Przysłona - im większa tym lepiej - więcej elementów ostrych na zdjęciu - poprawia rozdzielczość obiektywu kitowego aż do f16 - powyżej niestety spada :( Mydło na brzegach u mnie występowało poniżej F8 ale to przy reprodukcjach starych gazet gdzie czcionka musiała być czytelna ;)
Iso - im niższe tym lepiej - mniejsze iso - mniejsze szumy i ziarno - ale tym samym dłuższy czas naświetlania i "niższa" - nie mówiąc żargonem - wartość przysłony ustawiona na aparacie.

Ostatnia prosta zasada - jeśli używasz ogniskowej 50mm to dla nieporuszonego zdjęcia z ręki czas naświetlania musi wynosić 1/50 s, dla 29mm - 1/30 s i analogicznie dla 200mm 1/200 s

Pamiętaj że matryca w A200 nie jest wielkości małego obrazka ( mniejsza od 36/24mm ) więc np. ogniskową 50 na obiektywie mnożysz x1.5 ( 75mm ) i wtedy masz faktyczną wartość ogniskowej i już wiesz jakiego czasu potrzebujesz dla zdjęcia robionego z ręki.

Na przyszłość - jak ktoś pisze maksymalny otwór przysłony to chodzi mu o najniższą w twoim rozumieniu wartość liczbową przysłony ustawioną na aparacie ;)

Się rozpisałem. Jeśli gdzieś się kopnąłem - krzyczeć ;)

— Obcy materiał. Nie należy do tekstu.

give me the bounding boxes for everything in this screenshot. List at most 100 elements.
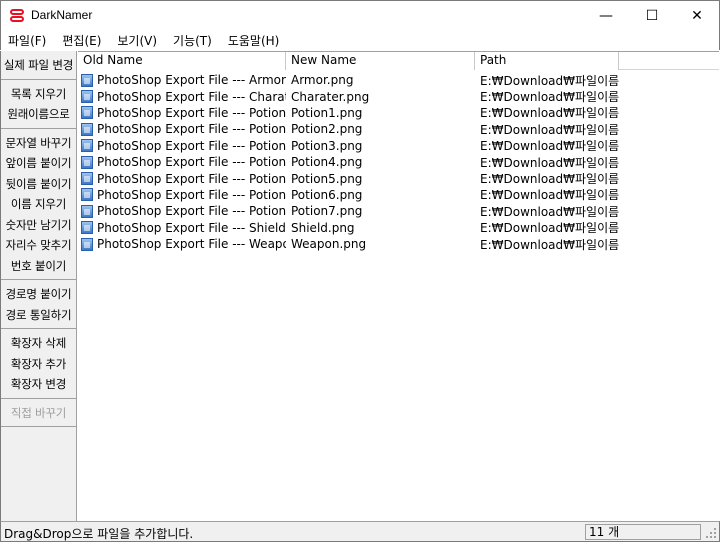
image-file-icon xyxy=(81,188,93,202)
image-file-icon xyxy=(81,139,93,153)
sidebar-group: 확장자 삭제 확장자 추가 확장자 변경 xyxy=(1,329,76,399)
window-title: DarkNamer xyxy=(31,8,93,22)
menu-bar: 파일(F) 편집(E) 보기(V) 기능(T) 도움말(H) xyxy=(0,30,720,50)
sidebar-action-button[interactable]: 원래이름으로 xyxy=(1,104,76,125)
path-cell: E:₩Download₩파일이름 xyxy=(480,172,620,187)
menu-view[interactable]: 보기(V) xyxy=(109,30,165,50)
table-row[interactable]: PhotoShop Export File --- Potion... Potio… xyxy=(78,154,719,170)
path-cell: E:₩Download₩파일이름 xyxy=(480,122,620,137)
file-list[interactable]: Old Name New Name Path PhotoShop Export … xyxy=(78,51,719,521)
old-name-text: PhotoShop Export File --- Potion... xyxy=(97,122,286,137)
old-name-cell: PhotoShop Export File --- Armor.... xyxy=(78,73,286,87)
table-row[interactable]: PhotoShop Export File --- Shield.... Shie… xyxy=(78,220,719,236)
sidebar-action-button[interactable]: 확장자 추가 xyxy=(1,354,76,375)
sidebar-action-button[interactable]: 확장자 삭제 xyxy=(1,333,76,354)
column-header-row: Old Name New Name Path xyxy=(78,52,719,70)
path-cell: E:₩Download₩파일이름 xyxy=(480,106,620,121)
path-cell: E:₩Download₩파일이름 xyxy=(480,155,620,170)
new-name-cell: Potion5.png xyxy=(291,171,363,186)
column-old-name[interactable]: Old Name xyxy=(78,52,286,70)
menu-tools[interactable]: 기능(T) xyxy=(165,30,220,50)
old-name-cell: PhotoShop Export File --- Weapo... xyxy=(78,237,286,251)
table-row[interactable]: PhotoShop Export File --- Potion... Potio… xyxy=(78,170,719,186)
image-file-icon xyxy=(81,221,93,235)
old-name-text: PhotoShop Export File --- Potion... xyxy=(97,105,286,120)
table-row[interactable]: PhotoShop Export File --- Potion... Potio… xyxy=(78,138,719,154)
old-name-text: PhotoShop Export File --- Potion... xyxy=(97,155,286,170)
table-row[interactable]: PhotoShop Export File --- Potion... Potio… xyxy=(78,187,719,203)
maximize-button[interactable]: ☐ xyxy=(629,1,675,30)
new-name-cell: Potion2.png xyxy=(291,122,363,137)
close-button[interactable]: ✕ xyxy=(674,1,720,30)
old-name-text: PhotoShop Export File --- Armor.... xyxy=(97,73,286,88)
file-count: 11 개 xyxy=(585,524,701,540)
path-cell: E:₩Download₩파일이름 xyxy=(480,188,620,203)
sidebar-action-button[interactable]: 확장자 변경 xyxy=(1,374,76,395)
menu-help[interactable]: 도움말(H) xyxy=(220,30,288,50)
sidebar-action-button[interactable]: 경로명 붙이기 xyxy=(1,284,76,305)
resize-grip-icon[interactable] xyxy=(705,527,717,539)
sidebar-action-button[interactable]: 문자열 바꾸기 xyxy=(1,133,76,154)
sidebar-action-button[interactable]: 경로 통일하기 xyxy=(1,305,76,326)
status-message: Drag&Drop으로 파일을 추가합니다. xyxy=(4,527,194,541)
path-cell: E:₩Download₩파일이름 xyxy=(480,204,620,219)
status-bar: Drag&Drop으로 파일을 추가합니다. 11 개 xyxy=(0,521,720,542)
sidebar-action-button[interactable]: 뒷이름 붙이기 xyxy=(1,174,76,195)
path-cell: E:₩Download₩파일이름 xyxy=(480,90,620,105)
sidebar-action-button[interactable]: 목록 지우기 xyxy=(1,84,76,105)
table-row[interactable]: PhotoShop Export File --- Potion... Potio… xyxy=(78,121,719,137)
path-cell: E:₩Download₩파일이름 xyxy=(480,73,620,88)
sidebar-action-button[interactable]: 직접 바꾸기 xyxy=(1,403,76,424)
sidebar-group: 문자열 바꾸기 앞이름 붙이기 뒷이름 붙이기 이름 지우기 숫자만 남기기 자리수 맞추… xyxy=(1,129,76,280)
old-name-cell: PhotoShop Export File --- Potion... xyxy=(78,155,286,169)
sidebar-action-button[interactable]: 자리수 맞추기 xyxy=(1,235,76,256)
image-file-icon xyxy=(81,90,93,104)
new-name-cell: Armor.png xyxy=(291,73,354,88)
sidebar-action-button[interactable]: 번호 붙이기 xyxy=(1,256,76,277)
sidebar-action-button[interactable]: 숫자만 남기기 xyxy=(1,215,76,236)
table-row[interactable]: PhotoShop Export File --- Weapo... Weapon… xyxy=(78,236,719,252)
sidebar-group: 목록 지우기 원래이름으로 xyxy=(1,80,76,129)
column-new-name[interactable]: New Name xyxy=(286,52,475,70)
table-row[interactable]: PhotoShop Export File --- Potion... Potio… xyxy=(78,203,719,219)
image-file-icon xyxy=(81,106,93,120)
table-row[interactable]: PhotoShop Export File --- Potion... Potio… xyxy=(78,105,719,121)
old-name-text: PhotoShop Export File --- Potion... xyxy=(97,187,286,202)
old-name-cell: PhotoShop Export File --- Potion... xyxy=(78,122,286,136)
app-logo-icon xyxy=(9,8,25,24)
old-name-cell: PhotoShop Export File --- Potion... xyxy=(78,188,286,202)
old-name-cell: PhotoShop Export File --- Potion... xyxy=(78,172,286,186)
old-name-cell: PhotoShop Export File --- Potion... xyxy=(78,139,286,153)
sidebar-group: 직접 바꾸기 xyxy=(1,399,76,427)
new-name-cell: Potion4.png xyxy=(291,155,363,170)
sidebar-action-button[interactable]: 실제 파일 변경 xyxy=(1,55,76,76)
menu-file[interactable]: 파일(F) xyxy=(1,30,54,50)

A tak w sumie - google it.

Ale podam link do obszerniejszego wyjaśnienia podstawowych kwestii:

Kliknij tutaj ;)

profile.country.pl_PL.title
pablo_duch
Początkujący

mam co studiowac,dzieki

a jeszcze jedno-macie jakies fotki robione na tym obiektywie-chcialbym widziec jakie ma mozliwosci-pewnie glupie pytanie ale kto pyta ten wie:)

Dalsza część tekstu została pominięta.